Abstract

This splendidly provocative book offers the biography of a topos. It treats supplication, a surprisingly ubiquitous master-genre in early modern literature, as a site of both reciprocity and instability—a fragile discourse that offers a medium for reconciliation between unequal partners but just as easily threatens to open up new disparities between its participants. Whittington traces the genesis and evolution of supplication as both a social practice and literary event from Graeco-Roman antiquity to Milton. Renaissance Suppliants demonstrates, through close readings of Petrarch, Shakespeare, and Milton, how this literary topos (which transcends the status of mere literary topos) is transformed in its several iterations: supplicatory discourse in Renaissance literature is shaped by the legacy of past instantiations but is sufficiently malleable to engender unexpected recalibrations and twists.
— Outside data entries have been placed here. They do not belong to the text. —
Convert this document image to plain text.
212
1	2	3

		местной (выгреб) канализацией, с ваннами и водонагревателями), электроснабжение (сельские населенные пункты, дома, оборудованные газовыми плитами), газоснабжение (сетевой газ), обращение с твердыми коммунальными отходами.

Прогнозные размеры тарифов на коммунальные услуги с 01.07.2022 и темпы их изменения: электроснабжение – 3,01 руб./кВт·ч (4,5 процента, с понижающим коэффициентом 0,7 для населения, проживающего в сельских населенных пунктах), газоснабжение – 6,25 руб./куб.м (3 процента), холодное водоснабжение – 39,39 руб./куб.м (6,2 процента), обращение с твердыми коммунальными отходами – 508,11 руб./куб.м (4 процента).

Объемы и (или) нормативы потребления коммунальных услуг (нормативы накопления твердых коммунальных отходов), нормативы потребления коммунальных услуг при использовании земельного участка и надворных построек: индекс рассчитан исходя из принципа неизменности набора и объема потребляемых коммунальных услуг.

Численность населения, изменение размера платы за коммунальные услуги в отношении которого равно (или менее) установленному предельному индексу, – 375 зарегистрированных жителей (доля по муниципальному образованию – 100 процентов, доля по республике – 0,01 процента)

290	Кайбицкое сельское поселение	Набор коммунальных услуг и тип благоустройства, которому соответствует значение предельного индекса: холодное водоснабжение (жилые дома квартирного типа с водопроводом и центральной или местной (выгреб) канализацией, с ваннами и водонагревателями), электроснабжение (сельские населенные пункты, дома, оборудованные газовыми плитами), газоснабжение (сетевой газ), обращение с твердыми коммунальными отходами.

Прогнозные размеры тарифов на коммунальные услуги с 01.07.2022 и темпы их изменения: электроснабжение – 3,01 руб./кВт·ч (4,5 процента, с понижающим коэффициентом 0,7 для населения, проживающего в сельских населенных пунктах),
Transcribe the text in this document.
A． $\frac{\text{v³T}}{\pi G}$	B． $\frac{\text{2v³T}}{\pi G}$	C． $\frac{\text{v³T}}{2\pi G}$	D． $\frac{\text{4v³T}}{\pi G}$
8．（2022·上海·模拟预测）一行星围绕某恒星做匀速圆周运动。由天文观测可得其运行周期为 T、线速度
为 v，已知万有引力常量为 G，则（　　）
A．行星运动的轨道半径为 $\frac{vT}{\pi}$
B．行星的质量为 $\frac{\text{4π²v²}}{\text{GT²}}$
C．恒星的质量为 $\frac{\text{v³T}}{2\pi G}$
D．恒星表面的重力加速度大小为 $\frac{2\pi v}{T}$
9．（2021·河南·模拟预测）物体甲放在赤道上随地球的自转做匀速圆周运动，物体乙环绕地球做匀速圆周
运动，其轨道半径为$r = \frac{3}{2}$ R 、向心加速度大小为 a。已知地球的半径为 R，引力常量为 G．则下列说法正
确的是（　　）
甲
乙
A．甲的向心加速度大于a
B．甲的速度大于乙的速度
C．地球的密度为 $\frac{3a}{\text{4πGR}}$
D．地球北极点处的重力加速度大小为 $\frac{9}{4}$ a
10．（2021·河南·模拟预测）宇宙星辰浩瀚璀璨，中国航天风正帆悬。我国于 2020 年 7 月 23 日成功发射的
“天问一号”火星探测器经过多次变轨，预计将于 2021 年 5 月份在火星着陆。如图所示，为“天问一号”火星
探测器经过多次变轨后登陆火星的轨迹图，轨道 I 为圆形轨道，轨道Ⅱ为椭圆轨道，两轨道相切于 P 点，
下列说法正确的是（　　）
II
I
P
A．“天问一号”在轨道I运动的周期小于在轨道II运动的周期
In Whittington’s conception, supplication represents a set piece, both paradigmatic and, in its uses and reuses, versatile. It negotiates asymmetry; it stages humiliation and abjection; and it reroutes the expected vectors of sympathy in unfamiliar directions. In each of its principal chapters, this study contextualizes the idea of supplication within illuminating cultural, political, and religious frameworks, and locates this presiding trope within discrete literary genres. Whittington is, avowedly, most interested in analysing deviations and abrogations from the Platonic paradigm of supplication: having carefully established the grammar of supplicatory discourse in the opening chapters, Whittington then dwells on the aesthetic and political implications that arise from the manipulation of that underlying grammar by three major writers: Petrarch, in his erotic poetry, in which supplicatory scenarios figure abjection and loss; Shakespeare’s dramas, primarily Richard II and Coriolanus, which detail the political and emotional costs borne by those who are supplicated; and Milton’s epic, whose vertical image systems, invested with Homeric subtexts and responding to seventeenth-century debates about religious kneeling, rethink hierarchy and foster, unexpectedly, the conditions for reconciliation. As the apotheosis of the supplicatory tradition, Paradise Lost finally makes irrelevant certain hierarchical distinctions through the paradox of God’s promise, in Book III, that ‘humiliation shall exalt’.